Technical indicator used in the analysis of financial markets

The true strength index (TSI) is a technical indicator used in the analysis of financial markets that attempts to show both trend direction and overbought/oversold conditions. It was first published by William Blau in 1991.
The indicator uses moving averages of the underlying momentum of a financial instrument. Momentum is considered a leading indicator of price movements, and a moving average characteristically lags behind price. The TSI combines these characteristics to create an indication of price and direction more in sync with market turns than either momentum or moving average. The TSI is provided as part of the standard collection of indicators offered by various trading platforms.

==Calculations==
The TSI is a "double smoothed" indicator; meaning that a moving average applied to the data (daily momentum in this case) is smoothed again by a second moving average.
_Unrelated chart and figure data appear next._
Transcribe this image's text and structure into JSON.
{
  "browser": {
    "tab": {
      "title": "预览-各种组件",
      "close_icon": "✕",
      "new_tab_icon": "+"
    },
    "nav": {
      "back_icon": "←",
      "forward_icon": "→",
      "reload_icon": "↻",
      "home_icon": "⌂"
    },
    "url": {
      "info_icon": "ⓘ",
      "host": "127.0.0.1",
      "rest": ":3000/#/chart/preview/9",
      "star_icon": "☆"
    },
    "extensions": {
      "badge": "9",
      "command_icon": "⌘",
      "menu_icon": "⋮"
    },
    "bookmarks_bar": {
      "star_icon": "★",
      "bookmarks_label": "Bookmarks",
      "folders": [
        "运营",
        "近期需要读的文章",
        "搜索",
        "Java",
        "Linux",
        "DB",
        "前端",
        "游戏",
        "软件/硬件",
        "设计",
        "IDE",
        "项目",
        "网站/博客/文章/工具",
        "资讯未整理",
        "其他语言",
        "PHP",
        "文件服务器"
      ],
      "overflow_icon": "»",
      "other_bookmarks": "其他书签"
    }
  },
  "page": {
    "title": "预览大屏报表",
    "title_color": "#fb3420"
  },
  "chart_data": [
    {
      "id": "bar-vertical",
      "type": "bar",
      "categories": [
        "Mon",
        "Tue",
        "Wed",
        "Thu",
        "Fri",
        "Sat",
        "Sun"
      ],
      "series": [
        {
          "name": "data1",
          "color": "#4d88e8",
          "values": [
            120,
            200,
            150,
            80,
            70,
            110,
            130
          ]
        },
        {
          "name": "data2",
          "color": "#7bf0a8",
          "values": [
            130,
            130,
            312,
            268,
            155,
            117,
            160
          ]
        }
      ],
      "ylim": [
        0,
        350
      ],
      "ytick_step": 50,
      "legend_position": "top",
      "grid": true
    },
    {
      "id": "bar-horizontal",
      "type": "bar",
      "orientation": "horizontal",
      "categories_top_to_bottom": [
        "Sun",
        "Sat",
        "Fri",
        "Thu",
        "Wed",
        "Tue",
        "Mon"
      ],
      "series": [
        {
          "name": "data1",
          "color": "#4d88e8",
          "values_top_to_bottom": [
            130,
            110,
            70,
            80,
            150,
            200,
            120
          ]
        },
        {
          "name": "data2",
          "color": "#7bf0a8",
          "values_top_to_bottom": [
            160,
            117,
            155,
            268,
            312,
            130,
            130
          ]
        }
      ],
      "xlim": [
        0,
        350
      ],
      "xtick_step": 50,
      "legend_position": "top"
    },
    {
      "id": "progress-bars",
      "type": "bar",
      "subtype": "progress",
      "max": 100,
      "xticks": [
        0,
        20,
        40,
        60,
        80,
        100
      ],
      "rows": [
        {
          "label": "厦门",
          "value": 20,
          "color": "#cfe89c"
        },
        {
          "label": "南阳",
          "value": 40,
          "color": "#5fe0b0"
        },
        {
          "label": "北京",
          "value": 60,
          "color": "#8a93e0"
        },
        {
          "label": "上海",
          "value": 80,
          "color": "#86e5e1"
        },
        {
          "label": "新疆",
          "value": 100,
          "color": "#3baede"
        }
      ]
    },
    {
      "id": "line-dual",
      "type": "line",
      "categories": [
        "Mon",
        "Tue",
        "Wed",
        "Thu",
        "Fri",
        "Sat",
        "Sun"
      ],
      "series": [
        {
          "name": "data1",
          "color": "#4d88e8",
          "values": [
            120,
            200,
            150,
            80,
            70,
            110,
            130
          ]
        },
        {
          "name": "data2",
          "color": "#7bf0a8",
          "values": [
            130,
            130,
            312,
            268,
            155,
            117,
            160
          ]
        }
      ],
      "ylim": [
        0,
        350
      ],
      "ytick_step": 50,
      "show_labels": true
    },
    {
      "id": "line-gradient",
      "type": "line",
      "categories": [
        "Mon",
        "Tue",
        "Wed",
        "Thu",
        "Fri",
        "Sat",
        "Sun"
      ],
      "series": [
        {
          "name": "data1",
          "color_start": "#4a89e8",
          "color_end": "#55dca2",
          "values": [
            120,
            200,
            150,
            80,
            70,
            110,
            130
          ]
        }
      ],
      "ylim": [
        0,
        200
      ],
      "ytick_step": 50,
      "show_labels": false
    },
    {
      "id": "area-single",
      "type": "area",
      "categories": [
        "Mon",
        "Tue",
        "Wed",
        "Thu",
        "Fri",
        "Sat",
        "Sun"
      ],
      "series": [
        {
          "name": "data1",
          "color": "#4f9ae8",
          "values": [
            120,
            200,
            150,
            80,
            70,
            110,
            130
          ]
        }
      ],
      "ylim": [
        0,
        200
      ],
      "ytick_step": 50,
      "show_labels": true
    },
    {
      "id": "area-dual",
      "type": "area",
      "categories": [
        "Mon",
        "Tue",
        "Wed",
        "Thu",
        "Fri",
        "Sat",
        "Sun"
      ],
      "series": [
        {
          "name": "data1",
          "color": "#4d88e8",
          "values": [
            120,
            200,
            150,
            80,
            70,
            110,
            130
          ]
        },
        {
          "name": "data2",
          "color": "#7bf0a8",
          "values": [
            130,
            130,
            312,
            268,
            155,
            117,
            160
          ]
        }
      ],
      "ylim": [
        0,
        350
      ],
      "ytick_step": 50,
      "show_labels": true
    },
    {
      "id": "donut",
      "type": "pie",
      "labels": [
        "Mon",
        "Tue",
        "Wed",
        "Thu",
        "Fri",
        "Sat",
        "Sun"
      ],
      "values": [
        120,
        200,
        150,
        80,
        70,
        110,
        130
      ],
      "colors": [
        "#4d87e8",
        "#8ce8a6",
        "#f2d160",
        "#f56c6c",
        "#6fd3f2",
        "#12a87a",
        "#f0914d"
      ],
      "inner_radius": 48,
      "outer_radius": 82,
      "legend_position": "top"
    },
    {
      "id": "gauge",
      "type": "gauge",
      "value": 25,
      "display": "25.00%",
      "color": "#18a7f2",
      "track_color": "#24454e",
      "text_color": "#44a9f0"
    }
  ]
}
The calculation for TSI uses exponential moving averages. The formula for the TSI is:

$TSI(m,r,s) = 100 \frac{EMA(EMA(m,r),s)}{EMA(EMA(|m|,r),s)}$

where
c_{0} = today's closing price
m = c_{0} − c_{1} = momentum (difference between today's and yesterday's close)
EMA(m,n) = exponential moving average of m over n periods, that is,
$EMA(m_0,n)=\frac{2}{n+1}\left[m_0-EMA(m_1,n)\right]+EMA(m_1,n)$
r = EMA smoothing period for momentum, typically 25
s = EMA smoothing period for smoothed momentum, typically 13

==Interpretation==
While the TSI output is bound between +100 and −100, most values fall between +25 and −25. Blau suggests interpreting these values as overbought and oversold levels, respectively, at which point a trader may anticipate a market turn. Trend direction is indicated by the slope of the TSI; a rising TSI suggests an up-trend in the market, and a falling TSI suggests a down-trend.